Naar navigatie springen Naar zoeken springen
De panden Stationsstraat 8 (rechts) en 10 (links) in de jaren 1930. Foto beschikbaar gesteld door P.M.M. van de Kerkhof.

De geschiedenis van het pand Stationsstraat 10, waarin warenhuis Blokker gevestigd is, is nauw verweven met en valt grotendeels samen het daarnaast gelegen pand Stationsstraat 8, het vroegere café Janus Timmers en nu café De Sleutel.

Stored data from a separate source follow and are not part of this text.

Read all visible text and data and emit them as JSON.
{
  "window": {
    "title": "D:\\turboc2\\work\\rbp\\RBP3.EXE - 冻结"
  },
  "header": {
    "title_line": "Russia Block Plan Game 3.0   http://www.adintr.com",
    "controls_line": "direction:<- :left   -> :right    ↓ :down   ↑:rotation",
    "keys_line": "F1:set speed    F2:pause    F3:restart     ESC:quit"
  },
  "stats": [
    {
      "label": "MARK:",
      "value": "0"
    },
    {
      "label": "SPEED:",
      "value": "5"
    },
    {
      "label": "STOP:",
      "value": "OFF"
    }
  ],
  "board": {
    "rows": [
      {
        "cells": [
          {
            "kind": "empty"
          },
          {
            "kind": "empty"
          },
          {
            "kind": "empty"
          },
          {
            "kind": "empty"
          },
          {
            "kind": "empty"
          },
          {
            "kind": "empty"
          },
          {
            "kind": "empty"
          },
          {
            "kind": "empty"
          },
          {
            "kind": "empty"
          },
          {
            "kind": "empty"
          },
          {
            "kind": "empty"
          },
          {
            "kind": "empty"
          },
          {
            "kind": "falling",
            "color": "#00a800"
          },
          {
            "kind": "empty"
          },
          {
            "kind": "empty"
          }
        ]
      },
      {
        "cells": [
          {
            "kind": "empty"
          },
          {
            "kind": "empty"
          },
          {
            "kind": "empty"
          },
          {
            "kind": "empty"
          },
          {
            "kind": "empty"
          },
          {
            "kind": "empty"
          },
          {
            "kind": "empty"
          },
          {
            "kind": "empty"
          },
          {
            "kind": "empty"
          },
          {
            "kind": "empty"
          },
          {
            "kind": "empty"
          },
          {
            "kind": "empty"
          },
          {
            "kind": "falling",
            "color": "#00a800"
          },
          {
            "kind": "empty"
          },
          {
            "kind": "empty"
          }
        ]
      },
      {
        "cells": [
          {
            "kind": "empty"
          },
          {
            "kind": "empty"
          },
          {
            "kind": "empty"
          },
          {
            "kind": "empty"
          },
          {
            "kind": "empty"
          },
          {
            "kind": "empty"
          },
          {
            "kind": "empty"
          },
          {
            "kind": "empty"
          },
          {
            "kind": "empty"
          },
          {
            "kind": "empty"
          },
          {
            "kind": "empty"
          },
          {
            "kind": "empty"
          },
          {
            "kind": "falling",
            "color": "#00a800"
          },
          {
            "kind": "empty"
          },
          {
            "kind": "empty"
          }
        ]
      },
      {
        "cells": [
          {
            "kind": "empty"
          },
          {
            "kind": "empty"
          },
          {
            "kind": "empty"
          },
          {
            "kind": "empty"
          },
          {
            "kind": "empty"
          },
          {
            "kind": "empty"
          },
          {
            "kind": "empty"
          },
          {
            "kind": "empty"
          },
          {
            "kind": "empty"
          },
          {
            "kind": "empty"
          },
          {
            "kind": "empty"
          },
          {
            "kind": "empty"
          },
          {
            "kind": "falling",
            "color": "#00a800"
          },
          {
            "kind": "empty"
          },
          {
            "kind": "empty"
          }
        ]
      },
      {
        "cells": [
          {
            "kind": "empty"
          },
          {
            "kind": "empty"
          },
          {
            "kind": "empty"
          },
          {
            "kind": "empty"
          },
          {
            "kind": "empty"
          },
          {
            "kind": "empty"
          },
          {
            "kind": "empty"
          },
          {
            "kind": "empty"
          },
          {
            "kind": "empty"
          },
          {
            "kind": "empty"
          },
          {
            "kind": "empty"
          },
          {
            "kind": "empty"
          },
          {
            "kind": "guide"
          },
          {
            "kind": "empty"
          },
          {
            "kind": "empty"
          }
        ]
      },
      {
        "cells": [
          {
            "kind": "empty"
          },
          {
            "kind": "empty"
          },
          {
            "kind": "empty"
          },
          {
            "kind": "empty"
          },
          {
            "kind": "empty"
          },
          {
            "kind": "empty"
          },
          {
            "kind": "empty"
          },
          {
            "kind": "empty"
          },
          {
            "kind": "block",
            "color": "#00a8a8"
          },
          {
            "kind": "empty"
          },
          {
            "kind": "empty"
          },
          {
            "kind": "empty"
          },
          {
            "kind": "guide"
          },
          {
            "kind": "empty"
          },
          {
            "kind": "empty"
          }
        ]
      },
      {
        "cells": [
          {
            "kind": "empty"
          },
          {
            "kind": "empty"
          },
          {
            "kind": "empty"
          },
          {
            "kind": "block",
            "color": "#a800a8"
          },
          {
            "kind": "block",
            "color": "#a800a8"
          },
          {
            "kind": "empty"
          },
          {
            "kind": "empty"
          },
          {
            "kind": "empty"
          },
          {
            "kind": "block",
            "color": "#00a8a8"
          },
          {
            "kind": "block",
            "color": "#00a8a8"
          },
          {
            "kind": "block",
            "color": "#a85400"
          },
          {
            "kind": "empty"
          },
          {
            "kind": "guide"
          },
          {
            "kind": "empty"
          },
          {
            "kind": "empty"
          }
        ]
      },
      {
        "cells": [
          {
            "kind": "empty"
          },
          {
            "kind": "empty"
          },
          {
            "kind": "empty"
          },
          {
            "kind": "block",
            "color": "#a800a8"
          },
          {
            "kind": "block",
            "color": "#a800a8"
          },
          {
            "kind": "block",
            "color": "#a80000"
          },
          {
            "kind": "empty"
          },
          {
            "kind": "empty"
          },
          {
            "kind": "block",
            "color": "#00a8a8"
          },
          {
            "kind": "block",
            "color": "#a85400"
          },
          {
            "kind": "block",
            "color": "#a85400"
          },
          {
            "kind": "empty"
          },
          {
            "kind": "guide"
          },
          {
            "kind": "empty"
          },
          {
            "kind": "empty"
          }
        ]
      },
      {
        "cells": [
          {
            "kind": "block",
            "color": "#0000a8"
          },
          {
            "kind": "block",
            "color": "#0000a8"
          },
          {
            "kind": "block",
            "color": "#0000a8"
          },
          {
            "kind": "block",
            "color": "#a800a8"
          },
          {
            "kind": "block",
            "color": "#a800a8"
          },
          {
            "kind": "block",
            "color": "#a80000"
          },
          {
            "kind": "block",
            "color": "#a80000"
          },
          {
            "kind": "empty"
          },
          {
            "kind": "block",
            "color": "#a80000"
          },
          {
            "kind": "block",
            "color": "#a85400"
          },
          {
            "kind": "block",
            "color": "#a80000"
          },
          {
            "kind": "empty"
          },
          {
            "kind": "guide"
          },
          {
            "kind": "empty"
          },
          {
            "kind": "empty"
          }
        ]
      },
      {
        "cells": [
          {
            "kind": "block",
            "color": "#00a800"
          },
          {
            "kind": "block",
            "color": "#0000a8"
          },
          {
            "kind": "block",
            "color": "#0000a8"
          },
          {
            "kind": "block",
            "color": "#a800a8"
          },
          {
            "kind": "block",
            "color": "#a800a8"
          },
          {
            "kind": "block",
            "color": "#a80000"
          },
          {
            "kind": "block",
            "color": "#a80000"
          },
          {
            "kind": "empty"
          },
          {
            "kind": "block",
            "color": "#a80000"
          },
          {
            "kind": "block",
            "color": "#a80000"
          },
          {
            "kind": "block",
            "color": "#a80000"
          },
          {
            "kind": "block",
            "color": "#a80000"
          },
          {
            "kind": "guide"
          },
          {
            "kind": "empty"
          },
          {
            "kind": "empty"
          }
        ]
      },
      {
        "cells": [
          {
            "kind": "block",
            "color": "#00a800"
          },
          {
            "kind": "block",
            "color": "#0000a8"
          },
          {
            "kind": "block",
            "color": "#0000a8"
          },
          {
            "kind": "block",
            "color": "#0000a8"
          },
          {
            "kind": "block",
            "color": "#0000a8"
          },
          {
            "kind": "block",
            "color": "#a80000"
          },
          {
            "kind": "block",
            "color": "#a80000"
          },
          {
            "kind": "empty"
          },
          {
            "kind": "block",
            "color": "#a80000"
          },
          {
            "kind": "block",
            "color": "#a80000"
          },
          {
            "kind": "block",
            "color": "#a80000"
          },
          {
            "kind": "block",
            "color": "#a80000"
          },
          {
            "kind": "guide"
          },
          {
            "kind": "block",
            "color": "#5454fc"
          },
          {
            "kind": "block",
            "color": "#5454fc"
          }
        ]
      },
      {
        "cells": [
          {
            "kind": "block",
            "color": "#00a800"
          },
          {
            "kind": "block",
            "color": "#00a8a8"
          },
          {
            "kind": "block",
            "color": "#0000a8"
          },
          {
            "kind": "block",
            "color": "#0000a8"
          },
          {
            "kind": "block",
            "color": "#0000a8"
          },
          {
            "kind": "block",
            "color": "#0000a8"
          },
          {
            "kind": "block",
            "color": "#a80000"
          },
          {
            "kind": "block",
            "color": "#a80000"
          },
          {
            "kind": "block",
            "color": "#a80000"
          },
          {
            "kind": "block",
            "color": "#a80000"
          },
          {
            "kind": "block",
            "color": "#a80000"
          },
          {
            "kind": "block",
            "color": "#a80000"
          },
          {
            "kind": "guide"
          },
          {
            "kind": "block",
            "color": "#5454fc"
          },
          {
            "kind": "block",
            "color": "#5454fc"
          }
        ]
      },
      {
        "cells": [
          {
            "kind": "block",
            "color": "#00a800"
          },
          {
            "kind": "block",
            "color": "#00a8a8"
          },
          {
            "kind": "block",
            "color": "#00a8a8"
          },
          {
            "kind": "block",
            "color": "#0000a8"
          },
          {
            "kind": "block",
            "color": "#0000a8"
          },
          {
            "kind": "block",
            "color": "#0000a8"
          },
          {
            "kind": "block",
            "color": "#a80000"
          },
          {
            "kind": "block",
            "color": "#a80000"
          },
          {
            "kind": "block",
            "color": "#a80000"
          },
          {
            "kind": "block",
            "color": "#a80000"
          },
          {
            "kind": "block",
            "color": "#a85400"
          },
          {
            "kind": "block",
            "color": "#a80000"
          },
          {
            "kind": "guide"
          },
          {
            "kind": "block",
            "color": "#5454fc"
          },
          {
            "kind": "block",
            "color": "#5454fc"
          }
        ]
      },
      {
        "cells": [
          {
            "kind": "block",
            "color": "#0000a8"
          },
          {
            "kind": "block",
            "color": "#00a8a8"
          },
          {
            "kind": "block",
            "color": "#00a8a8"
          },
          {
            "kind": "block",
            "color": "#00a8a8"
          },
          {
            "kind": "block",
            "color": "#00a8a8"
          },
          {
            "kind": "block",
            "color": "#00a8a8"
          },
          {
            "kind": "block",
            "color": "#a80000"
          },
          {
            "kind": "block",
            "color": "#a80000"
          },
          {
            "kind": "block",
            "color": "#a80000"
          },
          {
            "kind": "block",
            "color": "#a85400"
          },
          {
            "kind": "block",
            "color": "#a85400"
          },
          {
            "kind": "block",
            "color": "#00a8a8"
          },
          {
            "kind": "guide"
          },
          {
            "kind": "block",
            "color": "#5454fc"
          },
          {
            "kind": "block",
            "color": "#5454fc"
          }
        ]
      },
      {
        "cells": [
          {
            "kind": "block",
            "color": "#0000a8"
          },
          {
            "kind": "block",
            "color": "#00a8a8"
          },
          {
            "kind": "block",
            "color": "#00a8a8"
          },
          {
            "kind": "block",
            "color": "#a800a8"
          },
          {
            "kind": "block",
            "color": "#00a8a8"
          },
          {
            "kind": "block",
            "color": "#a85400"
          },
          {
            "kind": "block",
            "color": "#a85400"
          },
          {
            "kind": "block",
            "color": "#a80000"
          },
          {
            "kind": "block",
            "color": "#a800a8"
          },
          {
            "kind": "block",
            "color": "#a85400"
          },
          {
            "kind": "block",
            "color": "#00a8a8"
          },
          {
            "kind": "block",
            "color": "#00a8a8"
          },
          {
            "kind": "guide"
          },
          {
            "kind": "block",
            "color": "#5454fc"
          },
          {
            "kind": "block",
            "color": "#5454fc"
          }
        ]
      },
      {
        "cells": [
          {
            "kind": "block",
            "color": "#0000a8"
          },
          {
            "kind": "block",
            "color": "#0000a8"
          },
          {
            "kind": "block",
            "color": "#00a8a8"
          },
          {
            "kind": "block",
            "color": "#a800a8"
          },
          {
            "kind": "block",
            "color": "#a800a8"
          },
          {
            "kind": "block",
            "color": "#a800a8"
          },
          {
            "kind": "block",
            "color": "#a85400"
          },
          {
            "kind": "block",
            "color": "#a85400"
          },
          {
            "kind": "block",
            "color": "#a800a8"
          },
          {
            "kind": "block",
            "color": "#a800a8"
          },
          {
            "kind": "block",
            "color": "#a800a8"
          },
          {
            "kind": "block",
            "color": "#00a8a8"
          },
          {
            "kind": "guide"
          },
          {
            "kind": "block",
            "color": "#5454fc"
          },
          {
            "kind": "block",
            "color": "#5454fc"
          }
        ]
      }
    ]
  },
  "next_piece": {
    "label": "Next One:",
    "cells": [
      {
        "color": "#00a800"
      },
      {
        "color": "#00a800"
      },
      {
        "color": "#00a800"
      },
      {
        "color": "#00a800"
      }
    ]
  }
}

Op 16 maart 1747 verkocht Antonie van der Bloemen aan Jan Caspar Steijn een stukje land van ongeveer een copse groot, waarop een vervallen bouwvallig huisje met lemen wanden en zonder stenen muren stond. Het huisje was de verkoper aangekomen van wijlen zijn moeder. De koopsom bedroeg 59 gulden. De koper bleef aan de verkoper nog 50 gulden schuldig, die hij in vijf jaarlijkse termijnen van tien gulden moest betalen.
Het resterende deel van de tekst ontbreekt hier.